Ce Niçois de 33 ans, designer et étudiant en art thérapie, passe plusieurs heures par jour à répondre à la trentaine de messages, souvent de détresse, qu'il reçoit.

Nicolas Aragona dénonce une sérophobie encore trop présente et trop violente en France. Nous l'avons interviewé. 

Qu'est-ce que la sérophobie ?

Nicolas Aragona"La sérophobie c’est la peur du VIH, des personnes séropositives, et toutes les discriminations qui en découlent. Quelqu’un qui a très peur du VIH n’est pas automatiquement sérophobe mais il peut avoir des réactions sérophobes. C’est le côté systémique qui implique des discriminations. Généralement c’est dû à un manque d’informations tout simplement".

Toutes les personnes atteintes de VIH vivent-elles de la sérophobie ?

"Oui, dans la mesure où on n’a pas de représentations, on est isolé. Et même quand on est bien entouré, on subit de la discrimination d’Etat. Par exemple, nous n’avons pas le droit d’exercer les professions de policier, gendarme et pompier car le VIH nous rend « inaptes » d’après le SIGYCOP (profil médical, NDLR)  alors que nous ne sommes pas malades".

Concrètement, sous quelles formes se manifestent ces discriminations ?

"C’est par exemple plus compliqué d’obtenir un prêt à la banque ou d’être assuré, même s’il y a des améliorations. On subit aussi des discriminations médicales.

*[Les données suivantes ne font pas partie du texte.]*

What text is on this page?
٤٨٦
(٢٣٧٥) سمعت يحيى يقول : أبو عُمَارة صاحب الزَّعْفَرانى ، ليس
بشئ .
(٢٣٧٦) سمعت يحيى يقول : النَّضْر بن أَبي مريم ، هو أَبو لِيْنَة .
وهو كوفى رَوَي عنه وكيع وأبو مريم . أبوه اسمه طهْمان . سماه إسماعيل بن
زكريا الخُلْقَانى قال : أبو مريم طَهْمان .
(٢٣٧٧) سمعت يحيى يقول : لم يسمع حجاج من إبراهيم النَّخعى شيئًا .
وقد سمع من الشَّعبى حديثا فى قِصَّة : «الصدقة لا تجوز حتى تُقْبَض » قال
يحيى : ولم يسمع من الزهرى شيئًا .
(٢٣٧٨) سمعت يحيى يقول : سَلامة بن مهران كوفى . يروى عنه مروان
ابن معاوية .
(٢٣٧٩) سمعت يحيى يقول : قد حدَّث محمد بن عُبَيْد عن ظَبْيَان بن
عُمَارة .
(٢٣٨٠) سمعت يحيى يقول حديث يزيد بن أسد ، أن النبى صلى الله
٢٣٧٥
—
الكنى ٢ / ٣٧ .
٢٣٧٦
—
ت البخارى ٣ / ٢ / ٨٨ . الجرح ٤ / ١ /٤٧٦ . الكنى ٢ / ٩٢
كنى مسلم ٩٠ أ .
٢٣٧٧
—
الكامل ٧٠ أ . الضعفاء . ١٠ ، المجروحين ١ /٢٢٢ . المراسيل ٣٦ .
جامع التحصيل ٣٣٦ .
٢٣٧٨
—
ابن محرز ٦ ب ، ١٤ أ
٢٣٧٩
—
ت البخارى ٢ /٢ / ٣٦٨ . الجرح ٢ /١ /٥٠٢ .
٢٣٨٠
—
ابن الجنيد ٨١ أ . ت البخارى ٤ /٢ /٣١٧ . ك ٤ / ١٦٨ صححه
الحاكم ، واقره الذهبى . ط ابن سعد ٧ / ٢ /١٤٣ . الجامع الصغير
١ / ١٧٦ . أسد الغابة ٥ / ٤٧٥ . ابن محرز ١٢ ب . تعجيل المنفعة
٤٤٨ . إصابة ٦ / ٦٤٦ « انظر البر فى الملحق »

L’ALD, l’Affection Longue Durée, apparaît tout de suite sur notre carte vitale. C’est comme si on n’avait pas le droit d'avoir une vie privée puisque certains soignants se permettent de nous questionner. Il y a même des dentistes qui refusent de nous soigner par exemple, souvent de manière détournée. Il y a aussi les voyages !

Beaucoup de pays refusent encore de recevoir des personnes séropositives. Jusqu’à l’arrivée de Barack Obama au pouvoir aux Etats-Unis, on n’avait pas le droit d’y séjourner ! La divulgation de notre séropositivité n’est pas protégée. On a très peu d’informations sur nos droits comme celui de ne pas dire qu’on est séropositif. Le don du sang est refusé à nos compagnes et compagnons alors que nous ne sommes pas transmissibles quand nous sommes sous traitement. Il y a aussi l’entourage.

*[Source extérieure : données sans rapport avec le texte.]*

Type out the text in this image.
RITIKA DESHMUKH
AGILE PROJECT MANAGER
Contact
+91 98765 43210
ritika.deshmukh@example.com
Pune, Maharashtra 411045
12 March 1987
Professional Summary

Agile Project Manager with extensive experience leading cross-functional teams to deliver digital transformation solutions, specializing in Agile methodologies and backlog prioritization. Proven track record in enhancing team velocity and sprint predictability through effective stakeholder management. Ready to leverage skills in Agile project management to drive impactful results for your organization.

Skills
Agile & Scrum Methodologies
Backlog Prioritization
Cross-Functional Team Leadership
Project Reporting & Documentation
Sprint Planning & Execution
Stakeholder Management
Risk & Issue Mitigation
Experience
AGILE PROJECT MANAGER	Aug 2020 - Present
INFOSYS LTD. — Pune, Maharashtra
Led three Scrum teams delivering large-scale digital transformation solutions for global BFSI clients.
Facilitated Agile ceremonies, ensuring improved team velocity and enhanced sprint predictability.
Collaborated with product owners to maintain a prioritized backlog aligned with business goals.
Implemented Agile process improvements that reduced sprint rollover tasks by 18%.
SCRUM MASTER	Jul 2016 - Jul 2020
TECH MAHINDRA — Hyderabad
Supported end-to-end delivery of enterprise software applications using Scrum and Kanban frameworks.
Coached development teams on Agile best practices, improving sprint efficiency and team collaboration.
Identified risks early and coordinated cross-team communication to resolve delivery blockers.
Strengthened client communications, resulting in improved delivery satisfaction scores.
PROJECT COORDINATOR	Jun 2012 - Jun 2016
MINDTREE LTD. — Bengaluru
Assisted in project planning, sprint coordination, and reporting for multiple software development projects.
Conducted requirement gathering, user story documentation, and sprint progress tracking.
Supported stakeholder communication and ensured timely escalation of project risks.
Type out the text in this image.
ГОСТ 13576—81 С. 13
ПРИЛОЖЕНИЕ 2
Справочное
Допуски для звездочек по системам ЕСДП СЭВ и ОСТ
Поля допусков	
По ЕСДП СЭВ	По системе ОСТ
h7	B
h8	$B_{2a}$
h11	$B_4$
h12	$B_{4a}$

Le milieu homosexuel est assez virulent avec les personnes séropositives. Sur les sites de rencontres, on demande toujours à la personne si elle est « clean ». C’est violent. Le compte Instagram « seropos vs grindr » montre des exemples de ce que l’on peut subir".

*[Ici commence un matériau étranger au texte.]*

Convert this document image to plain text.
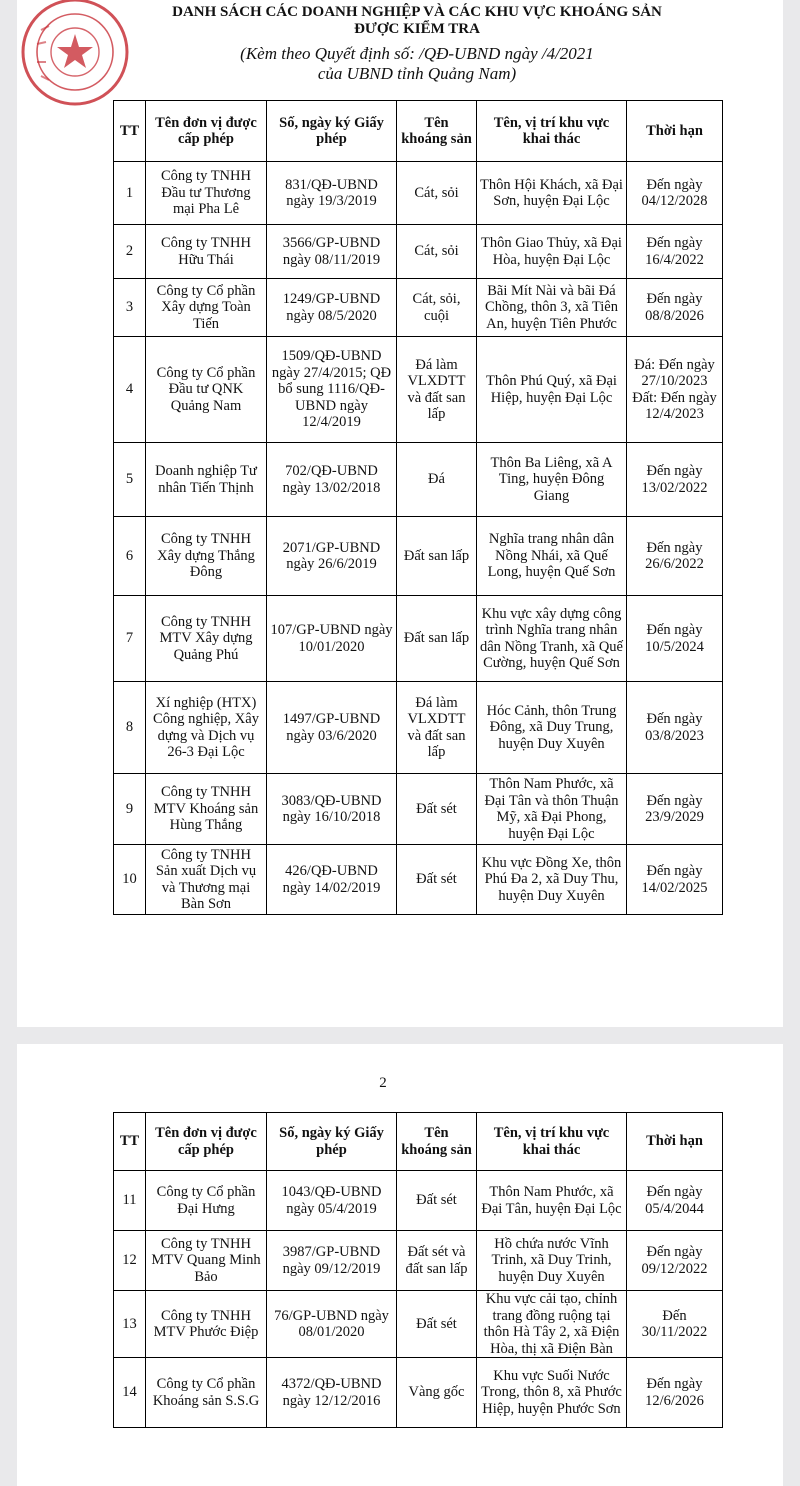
DANH SÁCH CÁC DOANH NGHIỆP VÀ CÁC KHU VỰC KHOÁNG SẢN
ĐƯỢC KIỂM TRA
(Kèm theo Quyết định số: /QĐ-UBND ngày /4/2021
của UBND tỉnh Quảng Nam)
TT	Tên đơn vị được cấp phép	Số, ngày ký Giấy phép	Tên khoáng sản	Tên, vị trí khu vực khai thác	Thời hạn
1	Công ty TNHH Đầu tư Thương mại Pha Lê	831/QĐ-UBND ngày 19/3/2019	Cát, sỏi	Thôn Hội Khách, xã Đại Sơn, huyện Đại Lộc	Đến ngày 04/12/2028
2	Công ty TNHH Hữu Thái	3566/GP-UBND ngày 08/11/2019	Cát, sỏi	Thôn Giao Thủy, xã Đại Hòa, huyện Đại Lộc	Đến ngày 16/4/2022
3	Công ty Cổ phần Xây dựng Toàn Tiến	1249/GP-UBND ngày 08/5/2020	Cát, sỏi, cuội	Bãi Mít Nài và bãi Đá Chồng, thôn 3, xã Tiên An, huyện Tiên Phước	Đến ngày 08/8/2026
4	Công ty Cổ phần Đầu tư QNK Quảng Nam	1509/QĐ-UBND ngày 27/4/2015; QĐ bổ sung 1116/QĐ-UBND ngày 12/4/2019	Đá làm VLXDTT và đất san lấp	Thôn Phú Quý, xã Đại Hiệp, huyện Đại Lộc	Đá: Đến ngày 27/10/2023 Đất: Đến ngày 12/4/2023
5	Doanh nghiệp Tư nhân Tiến Thịnh	702/QĐ-UBND ngày 13/02/2018	Đá	Thôn Ba Liêng, xã A Ting, huyện Đông Giang	Đến ngày 13/02/2022
6	Công ty TNHH Xây dựng Thắng Đông	2071/GP-UBND ngày 26/6/2019	Đất san lấp	Nghĩa trang nhân dân Nồng Nhái, xã Quế Long, huyện Quế Sơn	Đến ngày 26/6/2022
7	Công ty TNHH MTV Xây dựng Quảng Phú	107/GP-UBND ngày 10/01/2020	Đất san lấp	Khu vực xây dựng công trình Nghĩa trang nhân dân Nồng Tranh, xã Quế Cường, huyện Quế Sơn	Đến ngày 10/5/2024
8	Xí nghiệp (HTX) Công nghiệp, Xây dựng và Dịch vụ 26-3 Đại Lộc	1497/GP-UBND ngày 03/6/2020	Đá làm VLXDTT và đất san lấp	Hóc Cảnh, thôn Trung Đông, xã Duy Trung, huyện Duy Xuyên	Đến ngày 03/8/2023
9	Công ty TNHH MTV Khoáng sản Hùng Thắng	3083/QĐ-UBND ngày 16/10/2018	Đất sét	Thôn Nam Phước, xã Đại Tân và thôn Thuận Mỹ, xã Đại Phong, huyện Đại Lộc	Đến ngày 23/9/2029
10	Công ty TNHH Sản xuất Dịch vụ và Thương mại Bàn Sơn	426/QĐ-UBND ngày 14/02/2019	Đất sét	Khu vực Đồng Xe, thôn Phú Đa 2, xã Duy Thu, huyện Duy Xuyên	Đến ngày 14/02/2025
2
TT	Tên đơn vị được cấp phép	Số, ngày ký Giấy phép	Tên khoáng sản	Tên, vị trí khu vực khai thác	Thời hạn
11	Công ty Cổ phần Đại Hưng	1043/QĐ-UBND ngày 05/4/2019	Đất sét	Thôn Nam Phước, xã Đại Tân, huyện Đại Lộc	Đến ngày 05/4/2044
12	Công ty TNHH MTV Quang Minh Bảo	3987/GP-UBND ngày 09/12/2019	Đất sét và đất san lấp	Hồ chứa nước Vĩnh Trinh, xã Duy Trinh, huyện Duy Xuyên	Đến ngày 09/12/2022
13	Công ty TNHH MTV Phước Điệp	76/GP-UBND ngày 08/01/2020	Đất sét	Khu vực cải tạo, chỉnh trang đồng ruộng tại thôn Hà Tây 2, xã Điện Hòa, thị xã Điện Bàn	Đến 30/11/2022
14	Công ty Cổ phần Khoáng sản S.S.G	4372/QĐ-UBND ngày 12/12/2016	Vàng gốc	Khu vực Suối Nước Trong, thôn 8, xã Phước Hiệp, huyện Phước Sơn	Đến ngày 12/6/2026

Que faudrait-il faire pour lutter contre ces discriminations ?

"Il faudrait une visibilité des personnes séropositives dans les médias et dans la culture populaire, c’est mon combat. Les personnes les plus discriminées aujourd’hui sont les personnes séropositives à cause de l’isolement que ça produit et du jugement très fort posé sur nous. On nous ramène souvent à une certaine forme de culpabilité.

On nous demande constamment comment on a été « contaminé » parce qu’il y a ce besoin de nous mettre dans une case : on est soit victime, soit coupable.

Nicolas Aragona.

Certains nous voient comme des assassins, comme des dangers. Et pour avancer il faut montrer des personnes séropositives dans des films, dans des séries. Il faut que des célébrités en parlent. On n’en voit aucune, personne n’a annoncé sa séropositivité sauf Charlotte Valandrey".  

"Contrairement à une campagne de prévention qui a peu d’impact finalement, j’adorerais qu’on mette une personne séropositive à Koh-Lanta par exemple. Ça permettrait de montrer qu’elle va bien, qu’elle n’est pas malade et on aurait moins envie de se cacher, on assumerait plus facilement.

En fait, il faut faire le même travail qu’on a fait avec les noirs, avec les homosexuels, avec toutes les minorités".

En quoi cette lutte est-elle aussi celle des séronégatifs ?

"C’est un problème de santé publique ! Plus on fait peur aux gens, plus on les incite à avoir des comportements à risque. Plus tu as peur, moins tu t’informes et plus tu développes des défenses comme ne pas vouloir entendre parler de la PrEP (prendre un médicament en prévention du VIH, ndlr), du TasP (traitement antirétroviral qui rend les séropositifs indétectables, ils ne transmettent plus le VIH, ndlr) ou du TPE (Traitement Post-Exposition).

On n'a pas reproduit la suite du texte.